Beringneyev 2
« Mon cher, il faut que je vous raconte quelque chose. »
André Legoff m’avait pris par l’épaule et me conduisait un peu à l’écart, dans un coin de la zone libre. Près du comptoir, Raoul Da Silva discutait avec le docteur Schott.
Les amis de l’Être Rêveur semblaient avoir repris du service. L’ancien taxidermiste parla d’une voix à peine audible :
― Il y a une trentaine d’années, le culte d’Oneiros commença à changer de visage. On abandonna les vieux rituels pour des pratiques plus… scientifiques. La mode était à l’efficacité. C’est de cette époque que date la création de l’OBNI…

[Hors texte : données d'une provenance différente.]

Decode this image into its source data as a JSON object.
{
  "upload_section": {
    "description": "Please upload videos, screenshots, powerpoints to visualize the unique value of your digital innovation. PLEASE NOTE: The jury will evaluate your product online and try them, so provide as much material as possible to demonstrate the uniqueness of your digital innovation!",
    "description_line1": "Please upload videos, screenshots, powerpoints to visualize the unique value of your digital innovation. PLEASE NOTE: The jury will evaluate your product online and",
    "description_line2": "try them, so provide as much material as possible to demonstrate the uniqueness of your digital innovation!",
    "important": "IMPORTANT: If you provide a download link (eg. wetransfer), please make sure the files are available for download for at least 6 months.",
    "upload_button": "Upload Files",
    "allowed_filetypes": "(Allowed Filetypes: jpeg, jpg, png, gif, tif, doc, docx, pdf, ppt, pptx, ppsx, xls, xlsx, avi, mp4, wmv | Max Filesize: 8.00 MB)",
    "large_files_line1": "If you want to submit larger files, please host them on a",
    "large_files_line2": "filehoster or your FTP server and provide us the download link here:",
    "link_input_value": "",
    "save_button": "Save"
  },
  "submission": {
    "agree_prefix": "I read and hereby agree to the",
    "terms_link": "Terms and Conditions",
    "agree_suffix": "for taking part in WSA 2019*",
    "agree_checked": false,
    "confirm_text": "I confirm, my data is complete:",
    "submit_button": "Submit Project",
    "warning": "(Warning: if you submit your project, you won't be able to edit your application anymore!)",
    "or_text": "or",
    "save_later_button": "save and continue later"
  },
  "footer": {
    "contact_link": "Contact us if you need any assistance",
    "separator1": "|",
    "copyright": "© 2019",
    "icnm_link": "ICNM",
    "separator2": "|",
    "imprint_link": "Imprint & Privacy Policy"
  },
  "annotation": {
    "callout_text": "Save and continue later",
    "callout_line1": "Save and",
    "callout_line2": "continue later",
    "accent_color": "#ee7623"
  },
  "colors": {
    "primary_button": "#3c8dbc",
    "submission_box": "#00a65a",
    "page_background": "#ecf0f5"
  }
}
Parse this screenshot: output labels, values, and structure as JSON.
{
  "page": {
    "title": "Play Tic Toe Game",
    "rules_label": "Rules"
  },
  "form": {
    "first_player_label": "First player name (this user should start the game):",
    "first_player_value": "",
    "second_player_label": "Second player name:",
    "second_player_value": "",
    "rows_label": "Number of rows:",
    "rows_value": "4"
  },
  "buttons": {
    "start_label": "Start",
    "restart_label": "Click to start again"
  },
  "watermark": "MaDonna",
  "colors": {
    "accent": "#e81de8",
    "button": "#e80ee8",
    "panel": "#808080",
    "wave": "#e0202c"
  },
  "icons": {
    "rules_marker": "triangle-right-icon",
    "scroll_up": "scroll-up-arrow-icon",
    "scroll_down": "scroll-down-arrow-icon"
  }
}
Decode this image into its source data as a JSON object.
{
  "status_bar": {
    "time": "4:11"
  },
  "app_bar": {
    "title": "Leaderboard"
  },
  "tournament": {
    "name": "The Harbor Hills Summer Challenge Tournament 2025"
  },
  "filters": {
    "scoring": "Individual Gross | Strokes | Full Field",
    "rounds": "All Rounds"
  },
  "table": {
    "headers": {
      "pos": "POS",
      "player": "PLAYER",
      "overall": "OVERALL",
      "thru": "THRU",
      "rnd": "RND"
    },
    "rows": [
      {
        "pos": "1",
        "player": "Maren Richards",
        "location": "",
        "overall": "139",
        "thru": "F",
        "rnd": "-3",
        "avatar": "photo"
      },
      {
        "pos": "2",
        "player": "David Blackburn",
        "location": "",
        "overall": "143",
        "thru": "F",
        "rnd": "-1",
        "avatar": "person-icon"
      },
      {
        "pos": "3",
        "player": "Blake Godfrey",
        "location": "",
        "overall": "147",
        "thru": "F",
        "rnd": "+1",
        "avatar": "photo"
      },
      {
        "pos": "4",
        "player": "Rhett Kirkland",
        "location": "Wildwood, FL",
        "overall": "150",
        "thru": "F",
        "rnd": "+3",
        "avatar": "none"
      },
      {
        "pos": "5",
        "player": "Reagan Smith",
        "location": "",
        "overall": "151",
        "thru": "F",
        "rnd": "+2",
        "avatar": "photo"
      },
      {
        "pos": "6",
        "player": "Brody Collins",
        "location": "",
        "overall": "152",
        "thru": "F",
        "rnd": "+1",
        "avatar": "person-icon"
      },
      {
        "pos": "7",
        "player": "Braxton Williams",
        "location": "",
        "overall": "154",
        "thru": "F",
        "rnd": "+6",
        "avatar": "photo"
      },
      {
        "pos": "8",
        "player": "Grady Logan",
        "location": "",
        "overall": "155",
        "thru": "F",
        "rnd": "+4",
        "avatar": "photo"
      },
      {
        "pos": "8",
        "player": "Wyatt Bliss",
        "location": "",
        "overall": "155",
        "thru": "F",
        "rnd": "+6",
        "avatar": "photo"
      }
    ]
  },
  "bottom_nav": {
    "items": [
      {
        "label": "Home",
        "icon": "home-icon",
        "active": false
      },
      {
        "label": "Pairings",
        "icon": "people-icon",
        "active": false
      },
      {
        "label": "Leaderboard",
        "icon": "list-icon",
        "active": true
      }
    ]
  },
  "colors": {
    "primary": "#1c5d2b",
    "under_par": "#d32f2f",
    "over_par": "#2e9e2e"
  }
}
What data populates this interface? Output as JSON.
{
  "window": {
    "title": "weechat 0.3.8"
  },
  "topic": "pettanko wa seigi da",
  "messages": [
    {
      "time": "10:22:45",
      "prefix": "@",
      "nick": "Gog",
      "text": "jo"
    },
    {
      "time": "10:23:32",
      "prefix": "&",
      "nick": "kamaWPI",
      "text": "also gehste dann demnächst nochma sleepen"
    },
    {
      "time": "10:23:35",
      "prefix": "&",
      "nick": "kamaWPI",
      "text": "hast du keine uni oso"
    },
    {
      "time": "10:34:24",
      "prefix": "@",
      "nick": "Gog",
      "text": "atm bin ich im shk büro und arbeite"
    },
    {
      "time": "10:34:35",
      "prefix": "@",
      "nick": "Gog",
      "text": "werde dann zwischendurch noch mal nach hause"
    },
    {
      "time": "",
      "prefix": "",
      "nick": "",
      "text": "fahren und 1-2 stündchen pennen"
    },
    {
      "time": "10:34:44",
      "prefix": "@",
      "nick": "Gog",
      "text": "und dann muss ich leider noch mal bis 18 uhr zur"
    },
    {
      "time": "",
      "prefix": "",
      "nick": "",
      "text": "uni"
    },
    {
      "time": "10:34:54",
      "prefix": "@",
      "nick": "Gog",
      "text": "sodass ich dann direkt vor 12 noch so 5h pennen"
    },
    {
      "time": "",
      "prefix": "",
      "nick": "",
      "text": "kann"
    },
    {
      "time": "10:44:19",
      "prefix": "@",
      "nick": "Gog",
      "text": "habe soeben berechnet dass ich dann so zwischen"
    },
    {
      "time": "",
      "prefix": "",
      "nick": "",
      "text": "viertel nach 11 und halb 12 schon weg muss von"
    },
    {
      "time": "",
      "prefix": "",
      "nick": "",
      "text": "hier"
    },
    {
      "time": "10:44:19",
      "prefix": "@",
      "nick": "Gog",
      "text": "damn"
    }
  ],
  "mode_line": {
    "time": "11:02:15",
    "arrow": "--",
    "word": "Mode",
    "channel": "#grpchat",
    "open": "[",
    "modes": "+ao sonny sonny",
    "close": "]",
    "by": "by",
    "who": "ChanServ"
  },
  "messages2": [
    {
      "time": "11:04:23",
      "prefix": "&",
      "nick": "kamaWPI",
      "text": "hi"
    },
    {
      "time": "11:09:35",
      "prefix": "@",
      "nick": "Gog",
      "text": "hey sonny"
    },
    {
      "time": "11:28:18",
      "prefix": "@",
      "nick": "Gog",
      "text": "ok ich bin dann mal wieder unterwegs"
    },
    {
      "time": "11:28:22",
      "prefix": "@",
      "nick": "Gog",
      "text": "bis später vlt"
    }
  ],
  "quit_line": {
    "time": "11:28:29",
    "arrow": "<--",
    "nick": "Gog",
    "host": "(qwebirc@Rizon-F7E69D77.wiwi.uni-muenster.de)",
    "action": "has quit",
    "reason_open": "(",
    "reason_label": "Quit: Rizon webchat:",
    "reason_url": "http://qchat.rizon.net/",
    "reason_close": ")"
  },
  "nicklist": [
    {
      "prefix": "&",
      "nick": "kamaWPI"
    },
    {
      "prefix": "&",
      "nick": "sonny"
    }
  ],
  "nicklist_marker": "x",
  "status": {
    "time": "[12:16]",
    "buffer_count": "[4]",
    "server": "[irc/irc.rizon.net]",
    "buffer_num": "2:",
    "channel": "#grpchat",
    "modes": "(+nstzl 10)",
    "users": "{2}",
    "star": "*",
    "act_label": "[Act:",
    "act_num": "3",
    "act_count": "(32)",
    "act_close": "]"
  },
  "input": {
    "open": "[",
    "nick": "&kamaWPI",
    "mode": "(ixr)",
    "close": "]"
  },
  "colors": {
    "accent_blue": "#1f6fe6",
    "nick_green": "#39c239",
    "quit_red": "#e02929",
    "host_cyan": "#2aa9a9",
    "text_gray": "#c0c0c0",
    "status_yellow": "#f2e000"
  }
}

J’avais la désagréable impression d’entendre un vieux disque rayé. Bien sûr, André Legoff avait lu dans mes pensées. Il sourit :
― Vous savez cela, n’est-ce pas ? Vous savez aussi qu’à l’intérieur des compagnons d’Oneiros, le docteur Schott fut le premier à organiser la résistance à l’OBNI. S’opposant au racket sacramentel, il défendit l’idée d’un culte basé sur le don personnel et poétique.
Oui, j’avais déjà entendu tout cela. Il calma mon impatience :
― Ce que vous ne savez pas cependant, cher ami, c’est que son disciple le plus prometteur fut à l’époque un certain Ange Staboulov que vous connaissez actuellement sous le nom d’Ange-1.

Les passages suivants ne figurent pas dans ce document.